I dreamed I was in the New York Public Library reading fairy tales to the children, and there was a mother wolf with cubs. Suddenly, the Wolf Mom had latched onto me with her teeth and wouldn’t let go. We began to merge, transforming the pain and anguish of those children into strength and fierceness. Awakened by the dream, I started looking up Brooklyn apartments for rent.


Saturday afternoon I text Kihyana about the theater class she asked me to sign her up for. Her homework was to pick three movies from different time periods and say how they identified with the characters.

“Which movies did you decide to use?”

“For the 50s movie I chose a Swedish movie, Sommaren med Monika.”

“Wonderful!
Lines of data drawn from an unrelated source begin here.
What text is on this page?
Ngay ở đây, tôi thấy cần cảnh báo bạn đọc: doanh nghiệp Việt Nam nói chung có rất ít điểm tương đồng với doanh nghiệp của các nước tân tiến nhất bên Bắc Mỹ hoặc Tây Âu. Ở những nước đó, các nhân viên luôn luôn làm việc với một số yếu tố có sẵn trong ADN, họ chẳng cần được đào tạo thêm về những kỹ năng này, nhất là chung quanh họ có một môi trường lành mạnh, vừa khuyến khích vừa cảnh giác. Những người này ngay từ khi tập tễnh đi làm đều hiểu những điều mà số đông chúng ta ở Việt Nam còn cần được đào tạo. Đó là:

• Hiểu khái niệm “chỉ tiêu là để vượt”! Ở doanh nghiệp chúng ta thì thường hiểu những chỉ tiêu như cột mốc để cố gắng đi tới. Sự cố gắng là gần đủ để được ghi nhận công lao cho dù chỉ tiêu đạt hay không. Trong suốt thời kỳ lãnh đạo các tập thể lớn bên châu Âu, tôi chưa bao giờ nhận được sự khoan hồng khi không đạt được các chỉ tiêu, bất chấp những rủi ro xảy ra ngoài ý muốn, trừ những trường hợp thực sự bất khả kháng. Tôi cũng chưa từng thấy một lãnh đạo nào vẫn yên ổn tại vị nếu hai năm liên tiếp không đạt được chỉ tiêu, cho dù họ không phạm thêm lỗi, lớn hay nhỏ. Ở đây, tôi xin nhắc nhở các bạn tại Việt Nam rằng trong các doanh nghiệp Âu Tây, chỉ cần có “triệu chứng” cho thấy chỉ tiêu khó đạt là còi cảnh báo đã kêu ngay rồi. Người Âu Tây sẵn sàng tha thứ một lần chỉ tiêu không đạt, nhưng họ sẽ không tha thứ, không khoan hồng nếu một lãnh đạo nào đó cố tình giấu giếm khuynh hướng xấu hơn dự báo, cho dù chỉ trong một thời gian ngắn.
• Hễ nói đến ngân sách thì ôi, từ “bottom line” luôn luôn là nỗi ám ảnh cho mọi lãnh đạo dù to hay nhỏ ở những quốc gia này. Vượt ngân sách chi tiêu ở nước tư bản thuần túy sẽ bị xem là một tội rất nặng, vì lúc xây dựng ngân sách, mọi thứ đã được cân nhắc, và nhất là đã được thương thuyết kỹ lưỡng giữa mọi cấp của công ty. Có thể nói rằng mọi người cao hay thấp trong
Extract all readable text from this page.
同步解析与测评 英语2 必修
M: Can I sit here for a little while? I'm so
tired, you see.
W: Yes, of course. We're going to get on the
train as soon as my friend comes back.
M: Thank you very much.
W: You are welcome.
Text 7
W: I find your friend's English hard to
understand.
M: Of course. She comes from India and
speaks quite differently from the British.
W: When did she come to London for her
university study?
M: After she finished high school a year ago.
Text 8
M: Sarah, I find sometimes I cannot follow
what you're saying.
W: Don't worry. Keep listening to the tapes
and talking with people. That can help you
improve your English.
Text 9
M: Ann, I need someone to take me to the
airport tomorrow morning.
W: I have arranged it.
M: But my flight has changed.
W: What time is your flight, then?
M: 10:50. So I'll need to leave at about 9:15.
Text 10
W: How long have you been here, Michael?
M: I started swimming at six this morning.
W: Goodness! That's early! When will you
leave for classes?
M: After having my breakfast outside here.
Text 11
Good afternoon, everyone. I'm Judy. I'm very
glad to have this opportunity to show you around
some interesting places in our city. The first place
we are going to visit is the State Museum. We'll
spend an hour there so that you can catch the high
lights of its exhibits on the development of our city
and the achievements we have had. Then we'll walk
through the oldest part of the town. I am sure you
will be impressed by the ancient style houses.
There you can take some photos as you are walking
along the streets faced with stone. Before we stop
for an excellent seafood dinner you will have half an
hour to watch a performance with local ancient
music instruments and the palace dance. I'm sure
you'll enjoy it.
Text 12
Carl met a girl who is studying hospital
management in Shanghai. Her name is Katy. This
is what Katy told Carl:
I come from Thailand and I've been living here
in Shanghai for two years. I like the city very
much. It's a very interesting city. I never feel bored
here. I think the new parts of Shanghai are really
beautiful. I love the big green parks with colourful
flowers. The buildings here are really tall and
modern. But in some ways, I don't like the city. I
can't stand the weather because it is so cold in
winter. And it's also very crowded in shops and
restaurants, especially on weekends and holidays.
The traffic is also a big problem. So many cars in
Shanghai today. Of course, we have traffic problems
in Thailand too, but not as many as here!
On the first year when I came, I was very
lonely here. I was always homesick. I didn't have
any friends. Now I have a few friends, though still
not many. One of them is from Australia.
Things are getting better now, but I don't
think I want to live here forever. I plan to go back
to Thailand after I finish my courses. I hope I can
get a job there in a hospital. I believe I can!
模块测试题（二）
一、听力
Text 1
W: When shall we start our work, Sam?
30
Ingmar Bergman is one of the best directors.”

“I liked it a lot.”

“Did you identify with Monika?”

“Not really. she started acting like a feral wolf-person.”

“I love it when she steals the roast and runs away to the woods.”

“when she became a wolf! she doesn’t really become a wolf she just acts like one”

 “Maybe that was her way of escaping the bonds of society,” I say. “She wanted to be free.”